Since people will have to eat standing at shows, chef Nathan Gerard (formerly of Reckless Noodles, Il Bistro and Terra Plata) decided to stick to handheld food. The opening menu includes patatas bravas (made with fingerling potatoes and bravas sauce), Moroccan roasted lamb and vegetables in flatbread, and a Peruvian-style roasted chicken sandwich with peppers and butter burgers.  

“The concept is building off the different cultures that have supported Seattle through the years and bringing it together with Pacific Northwest ingredients,” he said.

Food will be served from around 3 p.m. to 2 a.m. and will be available to people without concert tickets through the Society Café and the Here-After bar. For now, the whole building will have the same menu, but Gerard has plans for specialized menus for different parts of the building in the future. 

And for those craving the pizza from the Old Croc, he’s serving panzerotti (fried pizza pockets) with mozzarella, tomato sauce and salami. 

People head downstairs to Madame Lou’s at The Crocodile. (Dean Rutz / The Seattle Times)

The new Crocodile, in many ways, is a testament to Seattle’s history.
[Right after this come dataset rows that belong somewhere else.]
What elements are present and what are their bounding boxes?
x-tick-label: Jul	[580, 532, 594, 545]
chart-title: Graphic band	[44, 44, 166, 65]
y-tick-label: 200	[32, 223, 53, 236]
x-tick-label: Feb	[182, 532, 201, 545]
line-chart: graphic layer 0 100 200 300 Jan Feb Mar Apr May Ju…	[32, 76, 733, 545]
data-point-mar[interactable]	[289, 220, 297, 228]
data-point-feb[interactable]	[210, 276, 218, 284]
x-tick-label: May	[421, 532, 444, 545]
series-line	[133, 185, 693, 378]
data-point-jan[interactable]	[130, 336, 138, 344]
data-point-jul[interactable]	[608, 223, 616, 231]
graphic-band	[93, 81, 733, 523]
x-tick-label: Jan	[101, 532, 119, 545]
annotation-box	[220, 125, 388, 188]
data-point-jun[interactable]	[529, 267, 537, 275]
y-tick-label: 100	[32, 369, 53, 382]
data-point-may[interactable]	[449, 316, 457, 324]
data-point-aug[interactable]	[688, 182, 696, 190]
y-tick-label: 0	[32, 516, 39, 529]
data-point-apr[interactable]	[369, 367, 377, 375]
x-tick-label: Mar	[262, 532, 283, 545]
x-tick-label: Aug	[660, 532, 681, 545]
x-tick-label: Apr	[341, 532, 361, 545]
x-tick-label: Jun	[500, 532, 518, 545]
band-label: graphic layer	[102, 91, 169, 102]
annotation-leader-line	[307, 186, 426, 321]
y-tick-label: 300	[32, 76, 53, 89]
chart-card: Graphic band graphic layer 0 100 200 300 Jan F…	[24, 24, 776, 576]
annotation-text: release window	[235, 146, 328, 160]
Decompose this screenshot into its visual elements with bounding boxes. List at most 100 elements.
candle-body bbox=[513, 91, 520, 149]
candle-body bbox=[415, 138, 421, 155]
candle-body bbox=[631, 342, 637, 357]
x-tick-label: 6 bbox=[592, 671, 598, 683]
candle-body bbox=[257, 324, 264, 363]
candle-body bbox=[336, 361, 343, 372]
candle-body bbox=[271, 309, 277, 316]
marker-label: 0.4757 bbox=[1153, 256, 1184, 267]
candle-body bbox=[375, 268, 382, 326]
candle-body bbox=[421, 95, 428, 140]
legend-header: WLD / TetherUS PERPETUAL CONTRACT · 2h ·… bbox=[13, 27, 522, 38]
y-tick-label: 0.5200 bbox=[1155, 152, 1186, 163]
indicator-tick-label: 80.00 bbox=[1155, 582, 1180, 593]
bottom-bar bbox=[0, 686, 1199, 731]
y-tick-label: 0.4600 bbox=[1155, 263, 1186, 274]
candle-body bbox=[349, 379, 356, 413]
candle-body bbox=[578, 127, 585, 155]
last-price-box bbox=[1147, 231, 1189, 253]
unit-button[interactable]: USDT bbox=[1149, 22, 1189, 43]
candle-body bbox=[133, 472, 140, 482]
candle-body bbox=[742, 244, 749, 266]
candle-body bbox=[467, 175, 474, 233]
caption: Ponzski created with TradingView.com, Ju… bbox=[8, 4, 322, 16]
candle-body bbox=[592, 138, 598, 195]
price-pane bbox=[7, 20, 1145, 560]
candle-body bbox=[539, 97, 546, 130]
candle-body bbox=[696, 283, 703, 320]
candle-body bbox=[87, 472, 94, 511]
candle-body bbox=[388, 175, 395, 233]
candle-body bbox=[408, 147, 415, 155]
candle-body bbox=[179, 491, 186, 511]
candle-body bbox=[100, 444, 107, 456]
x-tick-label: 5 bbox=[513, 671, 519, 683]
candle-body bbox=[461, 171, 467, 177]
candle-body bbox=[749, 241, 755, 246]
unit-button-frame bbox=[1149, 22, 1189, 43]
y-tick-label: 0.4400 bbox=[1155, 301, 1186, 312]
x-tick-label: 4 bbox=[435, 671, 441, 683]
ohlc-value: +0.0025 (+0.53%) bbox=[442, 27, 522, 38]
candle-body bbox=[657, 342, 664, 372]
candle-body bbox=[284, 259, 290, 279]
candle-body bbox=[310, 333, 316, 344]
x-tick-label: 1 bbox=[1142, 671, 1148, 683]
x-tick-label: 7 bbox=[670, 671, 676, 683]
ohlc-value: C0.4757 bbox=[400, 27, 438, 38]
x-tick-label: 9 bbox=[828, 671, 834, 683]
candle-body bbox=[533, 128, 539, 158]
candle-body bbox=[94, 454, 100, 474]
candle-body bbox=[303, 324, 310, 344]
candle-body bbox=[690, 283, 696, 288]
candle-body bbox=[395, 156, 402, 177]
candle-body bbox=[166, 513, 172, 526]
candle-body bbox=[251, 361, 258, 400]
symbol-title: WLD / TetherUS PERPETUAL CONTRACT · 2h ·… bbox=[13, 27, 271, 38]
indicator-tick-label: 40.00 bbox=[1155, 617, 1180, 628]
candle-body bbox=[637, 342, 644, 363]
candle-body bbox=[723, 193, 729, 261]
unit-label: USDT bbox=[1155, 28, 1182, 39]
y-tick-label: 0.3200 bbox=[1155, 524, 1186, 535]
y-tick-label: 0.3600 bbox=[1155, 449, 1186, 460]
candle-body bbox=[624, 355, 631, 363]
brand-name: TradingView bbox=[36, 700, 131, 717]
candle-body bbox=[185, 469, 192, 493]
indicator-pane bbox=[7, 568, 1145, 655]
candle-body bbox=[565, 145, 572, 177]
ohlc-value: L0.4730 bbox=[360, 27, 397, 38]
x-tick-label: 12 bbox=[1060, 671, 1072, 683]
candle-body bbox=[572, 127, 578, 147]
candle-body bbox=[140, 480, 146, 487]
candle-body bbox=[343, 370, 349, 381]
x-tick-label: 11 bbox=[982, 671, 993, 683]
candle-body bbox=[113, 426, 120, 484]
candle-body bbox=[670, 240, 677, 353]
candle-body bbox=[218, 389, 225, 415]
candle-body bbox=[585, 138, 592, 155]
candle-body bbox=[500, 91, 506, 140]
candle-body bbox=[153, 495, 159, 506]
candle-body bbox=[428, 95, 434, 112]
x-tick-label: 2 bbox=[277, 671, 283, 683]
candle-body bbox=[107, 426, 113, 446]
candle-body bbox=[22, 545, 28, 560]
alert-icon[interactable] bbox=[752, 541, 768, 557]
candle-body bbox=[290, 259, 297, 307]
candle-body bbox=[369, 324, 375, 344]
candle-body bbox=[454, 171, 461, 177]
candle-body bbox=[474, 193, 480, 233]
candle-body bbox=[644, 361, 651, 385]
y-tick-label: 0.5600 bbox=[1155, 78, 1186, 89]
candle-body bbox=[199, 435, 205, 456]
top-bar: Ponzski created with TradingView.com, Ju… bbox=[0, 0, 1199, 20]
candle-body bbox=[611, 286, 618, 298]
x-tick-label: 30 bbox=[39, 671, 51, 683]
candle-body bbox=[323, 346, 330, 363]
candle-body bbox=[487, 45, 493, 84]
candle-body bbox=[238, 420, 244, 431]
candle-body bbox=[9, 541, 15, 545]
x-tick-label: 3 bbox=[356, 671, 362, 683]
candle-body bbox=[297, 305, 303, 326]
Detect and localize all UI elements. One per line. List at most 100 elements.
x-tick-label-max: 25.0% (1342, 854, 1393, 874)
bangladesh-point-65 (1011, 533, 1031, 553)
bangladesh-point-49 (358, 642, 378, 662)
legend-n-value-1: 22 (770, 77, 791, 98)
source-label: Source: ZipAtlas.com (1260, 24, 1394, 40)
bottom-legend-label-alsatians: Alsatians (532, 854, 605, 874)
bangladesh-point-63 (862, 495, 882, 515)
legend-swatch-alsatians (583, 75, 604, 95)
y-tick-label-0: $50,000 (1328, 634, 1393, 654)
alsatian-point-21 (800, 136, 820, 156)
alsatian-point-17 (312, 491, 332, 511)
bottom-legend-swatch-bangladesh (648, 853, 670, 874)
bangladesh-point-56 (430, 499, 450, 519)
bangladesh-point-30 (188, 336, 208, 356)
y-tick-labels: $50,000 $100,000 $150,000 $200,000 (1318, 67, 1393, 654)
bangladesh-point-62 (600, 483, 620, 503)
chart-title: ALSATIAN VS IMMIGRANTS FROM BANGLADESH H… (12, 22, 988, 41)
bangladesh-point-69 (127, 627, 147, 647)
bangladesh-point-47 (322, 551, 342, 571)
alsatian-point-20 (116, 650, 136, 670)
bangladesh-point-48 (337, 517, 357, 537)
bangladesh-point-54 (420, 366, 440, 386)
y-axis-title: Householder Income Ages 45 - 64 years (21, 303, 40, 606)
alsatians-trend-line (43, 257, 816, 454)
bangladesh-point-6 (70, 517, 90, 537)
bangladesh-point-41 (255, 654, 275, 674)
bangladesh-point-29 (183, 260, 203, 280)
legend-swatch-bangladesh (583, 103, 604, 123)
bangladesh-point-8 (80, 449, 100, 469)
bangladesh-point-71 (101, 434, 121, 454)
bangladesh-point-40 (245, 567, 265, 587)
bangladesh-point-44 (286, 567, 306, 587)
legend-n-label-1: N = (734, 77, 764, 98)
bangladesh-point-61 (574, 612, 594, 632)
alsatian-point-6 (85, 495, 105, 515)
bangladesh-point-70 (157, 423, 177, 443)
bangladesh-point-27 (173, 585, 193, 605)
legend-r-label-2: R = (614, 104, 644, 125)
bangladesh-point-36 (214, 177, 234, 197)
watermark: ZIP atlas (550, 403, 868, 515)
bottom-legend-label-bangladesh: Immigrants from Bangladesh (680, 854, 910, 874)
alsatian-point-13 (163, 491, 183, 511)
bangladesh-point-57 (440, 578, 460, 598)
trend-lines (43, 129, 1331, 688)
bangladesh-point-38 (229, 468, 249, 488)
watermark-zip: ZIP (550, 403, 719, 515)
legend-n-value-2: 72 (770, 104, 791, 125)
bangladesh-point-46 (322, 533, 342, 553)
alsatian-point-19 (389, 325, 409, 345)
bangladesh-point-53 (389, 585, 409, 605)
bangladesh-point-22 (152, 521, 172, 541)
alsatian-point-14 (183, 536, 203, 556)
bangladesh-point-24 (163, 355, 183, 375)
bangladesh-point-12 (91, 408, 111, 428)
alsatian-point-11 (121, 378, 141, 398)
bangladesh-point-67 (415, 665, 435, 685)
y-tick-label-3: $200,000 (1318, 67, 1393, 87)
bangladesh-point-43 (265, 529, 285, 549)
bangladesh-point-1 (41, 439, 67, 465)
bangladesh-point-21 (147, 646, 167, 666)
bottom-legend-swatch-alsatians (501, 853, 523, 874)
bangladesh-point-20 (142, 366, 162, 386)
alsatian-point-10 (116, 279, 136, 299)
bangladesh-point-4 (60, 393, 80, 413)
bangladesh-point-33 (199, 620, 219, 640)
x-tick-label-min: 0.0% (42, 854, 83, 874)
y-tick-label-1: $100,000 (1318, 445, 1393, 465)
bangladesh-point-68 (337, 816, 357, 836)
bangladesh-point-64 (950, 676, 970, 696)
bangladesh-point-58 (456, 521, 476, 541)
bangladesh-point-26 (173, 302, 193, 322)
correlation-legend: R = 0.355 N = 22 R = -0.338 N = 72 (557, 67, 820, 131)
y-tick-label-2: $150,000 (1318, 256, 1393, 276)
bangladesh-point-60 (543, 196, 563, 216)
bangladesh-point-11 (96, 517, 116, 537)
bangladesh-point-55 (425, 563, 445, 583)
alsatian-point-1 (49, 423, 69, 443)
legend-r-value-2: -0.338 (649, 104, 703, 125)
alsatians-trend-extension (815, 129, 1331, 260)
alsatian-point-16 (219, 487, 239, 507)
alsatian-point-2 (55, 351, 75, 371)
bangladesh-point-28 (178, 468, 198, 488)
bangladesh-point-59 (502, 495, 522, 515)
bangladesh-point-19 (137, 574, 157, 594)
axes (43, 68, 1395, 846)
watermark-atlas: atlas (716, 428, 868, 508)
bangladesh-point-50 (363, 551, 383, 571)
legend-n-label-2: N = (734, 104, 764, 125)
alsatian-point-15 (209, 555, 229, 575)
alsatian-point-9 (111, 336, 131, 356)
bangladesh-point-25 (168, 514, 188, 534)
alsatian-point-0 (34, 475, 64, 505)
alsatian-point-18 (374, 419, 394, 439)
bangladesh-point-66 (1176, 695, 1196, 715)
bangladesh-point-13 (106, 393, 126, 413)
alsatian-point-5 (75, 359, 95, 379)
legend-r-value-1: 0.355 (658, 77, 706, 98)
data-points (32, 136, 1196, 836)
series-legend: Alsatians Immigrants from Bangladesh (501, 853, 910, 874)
Madame Lou’s is named after Lou Graham, a woman who owned a famous Seattle brothel in the late 1800s and became one of the city’s wealthiest citizens — somebody Motto said was “all but written out of history,” even though she helped the city’s revival after the Great Fire of 1889. And Motto said the main showroom, with the hanging crocodile skeleton, is supposed to look like a natural history museum.

But there’s also little bits of Crocodile history scattered in the building, too, like the huge, curved black booths that now grace Madame Lou’s. Motto said he eventually wants to turn the old boiler room of the building into a mini museum highlighting The Crocodile’s storied past.

And there will be a grand opening in March, Motto said, with details to be released soon.